In 1992, Awaleh founded the National Democratic Party (PND) in Paris. Immediately after a successful referendum was held on the introduction of multiparty politics, Awaleh announced on September 7, 1992, that he intended to return to Djibouti within days and would seek the legalization of his National Democratic Party (PND). The PND was then established in Djibouti on September 13, 1992. He received 12% of the vote in the May 1993 presidential election, placing third; along with the other opposition candidates, he denounced the election as fraudulent.

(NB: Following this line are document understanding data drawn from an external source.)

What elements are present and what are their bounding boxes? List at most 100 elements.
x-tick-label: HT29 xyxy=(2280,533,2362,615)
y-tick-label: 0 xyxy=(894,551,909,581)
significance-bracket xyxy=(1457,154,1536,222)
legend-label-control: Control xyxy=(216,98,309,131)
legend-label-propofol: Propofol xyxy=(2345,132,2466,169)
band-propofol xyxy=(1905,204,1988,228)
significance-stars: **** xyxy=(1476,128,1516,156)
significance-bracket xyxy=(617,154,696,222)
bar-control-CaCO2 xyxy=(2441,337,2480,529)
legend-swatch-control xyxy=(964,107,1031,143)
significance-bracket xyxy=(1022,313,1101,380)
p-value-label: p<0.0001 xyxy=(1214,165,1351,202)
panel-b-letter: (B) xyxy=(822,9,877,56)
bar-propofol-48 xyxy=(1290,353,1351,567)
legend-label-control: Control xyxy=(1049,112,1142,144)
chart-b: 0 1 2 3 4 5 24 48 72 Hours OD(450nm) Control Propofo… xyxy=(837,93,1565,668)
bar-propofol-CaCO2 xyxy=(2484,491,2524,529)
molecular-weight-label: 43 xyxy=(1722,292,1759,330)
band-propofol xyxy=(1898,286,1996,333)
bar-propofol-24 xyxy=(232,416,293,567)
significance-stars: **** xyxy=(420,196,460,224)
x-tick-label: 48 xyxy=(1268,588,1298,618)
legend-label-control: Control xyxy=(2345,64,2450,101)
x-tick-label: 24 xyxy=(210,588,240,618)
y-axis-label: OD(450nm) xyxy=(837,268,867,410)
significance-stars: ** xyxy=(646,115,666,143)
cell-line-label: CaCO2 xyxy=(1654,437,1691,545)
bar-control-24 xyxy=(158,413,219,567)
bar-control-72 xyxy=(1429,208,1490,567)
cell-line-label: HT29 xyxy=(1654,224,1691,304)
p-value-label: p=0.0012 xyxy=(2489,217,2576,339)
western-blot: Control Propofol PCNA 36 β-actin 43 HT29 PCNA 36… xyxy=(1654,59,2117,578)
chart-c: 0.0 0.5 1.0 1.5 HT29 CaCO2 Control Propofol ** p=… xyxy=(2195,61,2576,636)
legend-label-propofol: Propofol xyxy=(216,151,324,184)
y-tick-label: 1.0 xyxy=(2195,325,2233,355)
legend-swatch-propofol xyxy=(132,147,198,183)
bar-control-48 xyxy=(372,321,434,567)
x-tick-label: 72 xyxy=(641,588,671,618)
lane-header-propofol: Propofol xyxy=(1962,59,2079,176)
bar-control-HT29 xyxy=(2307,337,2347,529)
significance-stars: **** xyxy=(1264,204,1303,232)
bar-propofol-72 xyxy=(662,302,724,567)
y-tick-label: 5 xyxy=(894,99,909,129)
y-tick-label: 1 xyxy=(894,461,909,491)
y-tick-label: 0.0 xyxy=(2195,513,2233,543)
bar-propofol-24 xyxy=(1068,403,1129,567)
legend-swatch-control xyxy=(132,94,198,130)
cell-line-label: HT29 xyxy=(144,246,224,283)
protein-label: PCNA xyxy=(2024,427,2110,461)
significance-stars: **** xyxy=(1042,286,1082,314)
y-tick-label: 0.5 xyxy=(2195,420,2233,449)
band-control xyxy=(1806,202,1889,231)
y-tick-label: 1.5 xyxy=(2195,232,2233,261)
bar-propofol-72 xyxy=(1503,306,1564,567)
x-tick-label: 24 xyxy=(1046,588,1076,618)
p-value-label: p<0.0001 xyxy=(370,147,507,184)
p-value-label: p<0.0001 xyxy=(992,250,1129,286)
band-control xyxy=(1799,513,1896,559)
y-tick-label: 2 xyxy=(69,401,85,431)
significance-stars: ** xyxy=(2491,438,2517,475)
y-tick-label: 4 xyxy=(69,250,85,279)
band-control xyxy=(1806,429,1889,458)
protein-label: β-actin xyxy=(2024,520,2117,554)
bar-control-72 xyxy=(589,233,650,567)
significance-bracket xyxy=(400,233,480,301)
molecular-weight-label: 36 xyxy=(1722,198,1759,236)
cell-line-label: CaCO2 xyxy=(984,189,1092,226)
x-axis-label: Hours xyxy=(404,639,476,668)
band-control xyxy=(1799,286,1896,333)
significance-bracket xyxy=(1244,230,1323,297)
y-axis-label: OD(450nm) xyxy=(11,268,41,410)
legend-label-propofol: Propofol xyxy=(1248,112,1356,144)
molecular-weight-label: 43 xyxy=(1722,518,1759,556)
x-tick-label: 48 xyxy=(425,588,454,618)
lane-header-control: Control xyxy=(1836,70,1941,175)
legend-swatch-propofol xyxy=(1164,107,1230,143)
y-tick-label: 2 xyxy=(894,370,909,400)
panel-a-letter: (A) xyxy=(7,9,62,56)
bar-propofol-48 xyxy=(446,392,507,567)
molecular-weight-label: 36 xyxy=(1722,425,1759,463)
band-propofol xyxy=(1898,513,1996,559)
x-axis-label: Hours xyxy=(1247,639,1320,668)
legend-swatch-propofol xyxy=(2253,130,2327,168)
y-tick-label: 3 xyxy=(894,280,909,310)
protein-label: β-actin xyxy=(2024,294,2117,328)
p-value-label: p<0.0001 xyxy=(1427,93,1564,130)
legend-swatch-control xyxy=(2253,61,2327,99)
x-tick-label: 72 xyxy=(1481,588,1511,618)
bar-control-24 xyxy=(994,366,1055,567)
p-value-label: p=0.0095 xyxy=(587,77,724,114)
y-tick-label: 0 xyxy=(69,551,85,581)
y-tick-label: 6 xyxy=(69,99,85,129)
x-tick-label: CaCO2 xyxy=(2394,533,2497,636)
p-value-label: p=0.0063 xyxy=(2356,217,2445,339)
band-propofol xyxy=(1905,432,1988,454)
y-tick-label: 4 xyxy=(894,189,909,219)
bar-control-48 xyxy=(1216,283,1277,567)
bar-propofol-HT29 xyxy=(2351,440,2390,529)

On October 27, 1995, a PND protest was broken up by the police and Awaleh was among those arrested. Accused of organizing an illegal protest, he received a suspended sentence of one month imprisonment in November 1995. At this time, he was the head of an opposition coalition, the Union of Democratic Movements. He stood as the first candidate on the PND's candidate list for Ali Sabieh Region (the only district in which the party presented candidates) in the December 1997 parliamentary election, but the party did not win any seats.

The PND experienced internal division in the late 1990s. In May 1997, Awaleh suspended PND spokesman Farah Ali Wabert from the party, a move that reportedly exacerbated the situation. By November 1998, a rival leadership under Mahdi Ahmed Abdillahié controlled the PND headquarters, and in December 1998 Awaleh was reported to be missing. The factions apparently reconciled by 2002.

In September 1998, Awaleh accused Ismail Omar Guelleh of working to make Djibouti a colony of Ethiopia. Awaleh and the PND supported opposition candidate Moussa Ahmed Idriss in the April 1999 presidential election; Guelleh officially won the election with 75% of the vote, but Awaleh alleged that this was due to "massive fraud" and said that Idris had actually won. During the election, he served on the district supervision commission in Ali-Sabieh District as Idris' representative. Awaleh was denied a passport on June 5, 2000, preventing him from travelling to Nigeria for an African Leadership Forum.
In April 2001, Awaleh was convicted and given a six-year suspended sentence for alleged involvement in a terrorist attack at the Cafe du Paris in Djibouti in 1990; although prosecutors said that Awaleh was the leading figure in the plot, he was given the lightest sentence of the four defendants.

Awaleh and the PND left the opposition and participated in the January 2003 parliamentary election as part of the ruling coalition, the Union for a Presidential Majority (UMP), which won all the seats in the National Assembly. Awaleh was included as the seventh candidate on the UMP's candidate list for the District of Djibouti and therefore won a seat.

On March 10, 2004, Awaleh was chosen by the National Assembly as one of Djibouti's five members of the Pan-African Parliament (PAP); as a result, he was present for the opening of the PAP later in the month, and he was elected as a member of the Pan-African Parliament's ad hoc committee responsible for verification of powers. In the National Assembly of Djibouti, he has served as a member of the Legislation and General Administration Commission.

Awaleh and the PND supported Guelleh in the April 2005 presidential election. On February 21, 2007, Awaleh was re-elected as President of the PND. He was a member of the general staff of the UMP's campaign for the February 2008 parliamentary election. In the same election, he was the fourth candidate on the UMP's candidate list for the District of Djibouti. He was re-elected to a seat, and after the election, he was designated as the representative of the National Assembly in the Pan-African Parliament on 25 February 2008.

Awaleh and the PND split from the ruling coalition in 2010 after Guelleh pushed through constitutional changes allowing him to run for a third term. The party re-joined the opposition and boycotted of the 2011 election.

In the February 2013 elections, he was re-elected to the National Assembly on the lists of the Union for National Salvation (USN opposition). Despite the decision of his movement to establish a "parallel Parliament", he sits from June.

He died in Djibouti on October 31, 2014, and was buried in Ali Sabieh.